After the grantor died, the bank learned of the change in trustee and beneficiaries. The new trustee entered into an investment agency agreement with the bank for the bank to continue to invest the funds for a period of time. The new trustee then terminated the investment agreement and transferred the funds to another investment firm. Shortly thereafter (but not until the investment agency agreement was terminated and the bank had no role), the bank obtained a legal opinion letter advising that the bank had an obligation to notify the former trust beneficiaries of the beneficiary revisions and the dubious circumstances involved. At least one of the former trust beneficiaries had already learned of its removal through other sources.

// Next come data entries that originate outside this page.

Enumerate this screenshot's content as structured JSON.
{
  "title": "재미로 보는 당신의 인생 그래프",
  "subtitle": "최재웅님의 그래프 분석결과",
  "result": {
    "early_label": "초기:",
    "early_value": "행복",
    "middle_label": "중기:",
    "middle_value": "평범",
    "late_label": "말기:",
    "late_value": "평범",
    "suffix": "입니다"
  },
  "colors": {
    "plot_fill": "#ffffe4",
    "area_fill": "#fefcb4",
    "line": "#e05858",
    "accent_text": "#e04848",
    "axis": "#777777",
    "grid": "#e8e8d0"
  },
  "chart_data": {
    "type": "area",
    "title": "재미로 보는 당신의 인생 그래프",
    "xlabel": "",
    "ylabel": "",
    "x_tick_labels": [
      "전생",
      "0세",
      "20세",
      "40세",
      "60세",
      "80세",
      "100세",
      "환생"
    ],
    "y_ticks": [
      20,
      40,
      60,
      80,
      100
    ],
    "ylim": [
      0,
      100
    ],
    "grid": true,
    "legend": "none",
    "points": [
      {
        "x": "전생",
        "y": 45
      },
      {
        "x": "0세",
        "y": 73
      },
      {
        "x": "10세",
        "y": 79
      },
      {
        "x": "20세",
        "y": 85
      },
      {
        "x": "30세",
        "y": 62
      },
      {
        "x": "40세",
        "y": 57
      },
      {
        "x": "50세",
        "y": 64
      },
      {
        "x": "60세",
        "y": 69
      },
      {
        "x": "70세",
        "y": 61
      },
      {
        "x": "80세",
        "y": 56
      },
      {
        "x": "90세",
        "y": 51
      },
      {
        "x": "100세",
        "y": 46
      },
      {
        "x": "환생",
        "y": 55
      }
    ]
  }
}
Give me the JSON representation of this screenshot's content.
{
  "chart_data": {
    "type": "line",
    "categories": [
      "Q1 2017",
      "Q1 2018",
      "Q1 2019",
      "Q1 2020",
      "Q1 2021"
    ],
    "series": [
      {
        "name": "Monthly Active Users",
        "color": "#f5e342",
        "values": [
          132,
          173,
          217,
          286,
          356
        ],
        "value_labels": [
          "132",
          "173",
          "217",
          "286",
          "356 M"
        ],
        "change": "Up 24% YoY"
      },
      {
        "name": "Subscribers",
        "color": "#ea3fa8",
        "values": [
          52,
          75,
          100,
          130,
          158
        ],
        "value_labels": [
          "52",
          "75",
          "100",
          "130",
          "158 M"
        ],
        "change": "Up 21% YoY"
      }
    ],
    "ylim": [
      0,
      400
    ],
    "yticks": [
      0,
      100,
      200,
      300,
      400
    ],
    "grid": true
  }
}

A will contest action was filed against the grantor’s estate by the former beneficiaries claiming undue influence. That suit was settled for $1.875 million. The subsequent trustee then brought suit against the bank to recover the $1.875 million the estate paid to settle with the former beneficiaries. The new trustee claimed the bank breached duties owed to the grantor and estate when it disclosed confidential information about the trust to the former beneficiaries. The Supreme Court rejected that claim, holding that the bank’s actions to inform the former beneficiaries they had been removed from the trust and that there may have been some undue influence, did not violate any obligation it owed to the grantor. In fact, the bank was legally obligated to provide the charities and church the disclosed information. The Supreme Court did note that the bank was much delayed in taking action until after it was removed as both trustee and then as investment agency. But even so, the Supreme Court rejected a “sour grapes” motivation and looked to the applicable standard, finding that even a former trustee remained under the obligation to make the disclosures and there was no claim for damages from the delay in the disclosure.
The extent or reach of the opinion in circumstances without any evidence of undue influence is open for future debate. Absent legislative modification limiting KRS 386.715 to irrevocable trusts, trustees must weigh carefully the need to disclose beneficiary changes. Further legal analysis may be required to protect a trustee from exposure in future circumstances.